In [None]:
import glob
import pandas as pd

In [None]:
folder_path = '/home/ketan/repos/ibTrack/VCTPL/LogProcessing/src/reader_logs/log_files'
res = glob.glob(f"{folder_path}/**/*.txt", recursive=True)
print(res)

In [None]:
def load_file_to_df(filename):
    """This function takes a file name as an input and loads it into a dataframe
    and returns a dataframe"""
    try:
        df_file = pd.read_csv(filename,
                              sep=" : ",
                              header=None,
                              names=["Reader_IP", "Tag ID", "TEMP"], engine="python")
    except FileNotFoundError as fnfe:
        df_file = None
        print(f"{filename} not found.
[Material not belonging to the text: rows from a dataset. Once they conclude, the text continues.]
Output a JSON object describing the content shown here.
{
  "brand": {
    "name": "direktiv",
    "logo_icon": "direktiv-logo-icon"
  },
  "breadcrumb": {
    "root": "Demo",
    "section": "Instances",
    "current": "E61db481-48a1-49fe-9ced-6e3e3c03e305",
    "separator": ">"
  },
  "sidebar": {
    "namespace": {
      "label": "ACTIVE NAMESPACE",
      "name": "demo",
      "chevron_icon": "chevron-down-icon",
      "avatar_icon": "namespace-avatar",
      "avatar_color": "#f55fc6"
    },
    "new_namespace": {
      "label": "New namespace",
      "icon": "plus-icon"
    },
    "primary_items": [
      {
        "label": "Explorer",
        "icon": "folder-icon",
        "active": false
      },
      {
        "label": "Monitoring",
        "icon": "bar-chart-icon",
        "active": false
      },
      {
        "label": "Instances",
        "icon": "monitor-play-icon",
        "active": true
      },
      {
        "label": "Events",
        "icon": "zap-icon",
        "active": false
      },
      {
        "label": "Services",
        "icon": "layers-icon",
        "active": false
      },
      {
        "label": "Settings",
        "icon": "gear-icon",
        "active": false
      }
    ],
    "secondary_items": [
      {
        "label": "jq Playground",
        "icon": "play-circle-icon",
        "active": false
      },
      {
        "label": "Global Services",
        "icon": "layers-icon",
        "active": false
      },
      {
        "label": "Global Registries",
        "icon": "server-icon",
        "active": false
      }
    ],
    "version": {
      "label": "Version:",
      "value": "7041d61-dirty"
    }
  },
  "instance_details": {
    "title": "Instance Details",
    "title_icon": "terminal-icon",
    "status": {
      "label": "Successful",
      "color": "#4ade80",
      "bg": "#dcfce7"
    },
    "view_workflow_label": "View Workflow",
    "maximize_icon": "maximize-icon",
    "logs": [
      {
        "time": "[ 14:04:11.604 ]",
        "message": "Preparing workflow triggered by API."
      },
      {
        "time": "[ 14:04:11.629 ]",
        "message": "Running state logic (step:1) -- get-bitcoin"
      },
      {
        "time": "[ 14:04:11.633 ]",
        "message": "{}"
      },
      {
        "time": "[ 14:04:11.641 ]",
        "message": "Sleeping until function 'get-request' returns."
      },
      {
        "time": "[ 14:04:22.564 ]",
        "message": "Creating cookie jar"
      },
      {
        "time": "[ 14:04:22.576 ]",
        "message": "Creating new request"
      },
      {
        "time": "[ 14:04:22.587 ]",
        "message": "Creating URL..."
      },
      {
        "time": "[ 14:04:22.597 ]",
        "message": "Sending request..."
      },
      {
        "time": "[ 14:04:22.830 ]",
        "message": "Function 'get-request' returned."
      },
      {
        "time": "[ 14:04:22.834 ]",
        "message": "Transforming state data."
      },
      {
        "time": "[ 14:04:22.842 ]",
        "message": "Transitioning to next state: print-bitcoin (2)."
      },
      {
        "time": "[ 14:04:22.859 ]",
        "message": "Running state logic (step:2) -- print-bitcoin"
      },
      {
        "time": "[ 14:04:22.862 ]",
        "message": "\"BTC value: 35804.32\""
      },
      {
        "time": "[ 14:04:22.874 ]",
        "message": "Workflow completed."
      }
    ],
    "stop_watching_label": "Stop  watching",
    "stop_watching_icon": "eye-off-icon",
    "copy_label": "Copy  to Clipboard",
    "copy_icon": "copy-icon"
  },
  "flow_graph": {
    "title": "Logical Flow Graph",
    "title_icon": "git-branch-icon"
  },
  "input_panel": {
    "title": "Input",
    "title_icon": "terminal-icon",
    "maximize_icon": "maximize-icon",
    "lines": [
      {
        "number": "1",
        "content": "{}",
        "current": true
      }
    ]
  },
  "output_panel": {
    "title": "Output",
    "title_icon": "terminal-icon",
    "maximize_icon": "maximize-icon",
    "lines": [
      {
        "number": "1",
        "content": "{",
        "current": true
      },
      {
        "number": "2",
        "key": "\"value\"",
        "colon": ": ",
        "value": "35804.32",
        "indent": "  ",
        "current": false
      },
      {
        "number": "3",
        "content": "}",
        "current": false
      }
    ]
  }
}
Please check the folder selection and try again")

    if df_file is not None:
        df_file.head()

    return df_file


In [None]:
df_all_files = pd.DataFrame()
for file in res:
    print(f"Start importing file {file}")
    df_all_files = pd.concat([df_all_files, load_file_to_df(file)],
                             axis=0,
                             ignore_index=True)


df_all_files.head()

df_all_files.info()

In [None]:
def df_preprocess(df):
    # processing the dataframe to get the relevant data in the format that can be processed
    df[["RSSI", "Date", "Time", "AMPM"]] = df["TEMP"].str.split(" ", expand=True)
    df["TimeStamp"] = pd.to_datetime(df['Date'] + ' ' + df['Time'], format="%m/%d/%Y %H:%M:%S")
    df = df.drop(labels=["Date", "Time", "AMPM", "TEMP"], axis=1)
    
    df.sort_values(by=["Tag ID", "Reader_IP", "TimeStamp"])
    df.reset_index()

    # df_by_group = df.groupby(by=["Tag ID", "Reader_IP"], sort=True, group_keys=True)
    # df_by_group = df.groupby(by=["Tag ID", "Reader_IP"], sort=True, group_keys=True)

    # return df_by_group
    return df

In [None]:
df_processed = df_preprocess(df_all_files)

df_processed.info()

df_processed.head(150)

df_processed.tail()

In [None]:
df_processed.info()

In [None]:
df_processed["RSSI"] = df_processed["RSSI"].astype(float)
df_processed['TimeStamp'] = pd.to_datetime(df_processed['TimeStamp'])

In [None]:
df_processed['batch'] = (df_processed['Reader_IP'] != df_processed['Reader_IP'].shift(1)) | (df_processed['Tag ID'] != df_processed['Tag ID'].shift(1)) | (df_processed['TimeStamp'].shift(1) - df_processed['TimeStamp'] > pd.Timedelta(1,'h'))

In [None]:
df_processed.head()

In [None]:
# Create a batch number for each set of consecutive rows with the same 'sensor_id' and 'reader_id'
df_processed['timestamp_int'] = df_processed['TimeStamp'].astype(int)
df_processed['batch_number'] = (df_processed['batch']).cumsum()


In [None]:
df_grouped = df_processed.groupby(["Tag ID", "Reader_IP", "batch_number"])

In [None]:
agg_functions = {
    'TimeStamp': ['min', 'max'],
    'RSSI': 'max'
}

In [None]:
result_df = df_grouped.agg(agg_functions).reset_index()

In [None]:
result_df.head()

In [None]:
# result_df['TimeStamp'] = pd.to_datetime(result_df['TimeStamp'])

In [None]:
print(result_df)

In [None]:
result_df.to_csv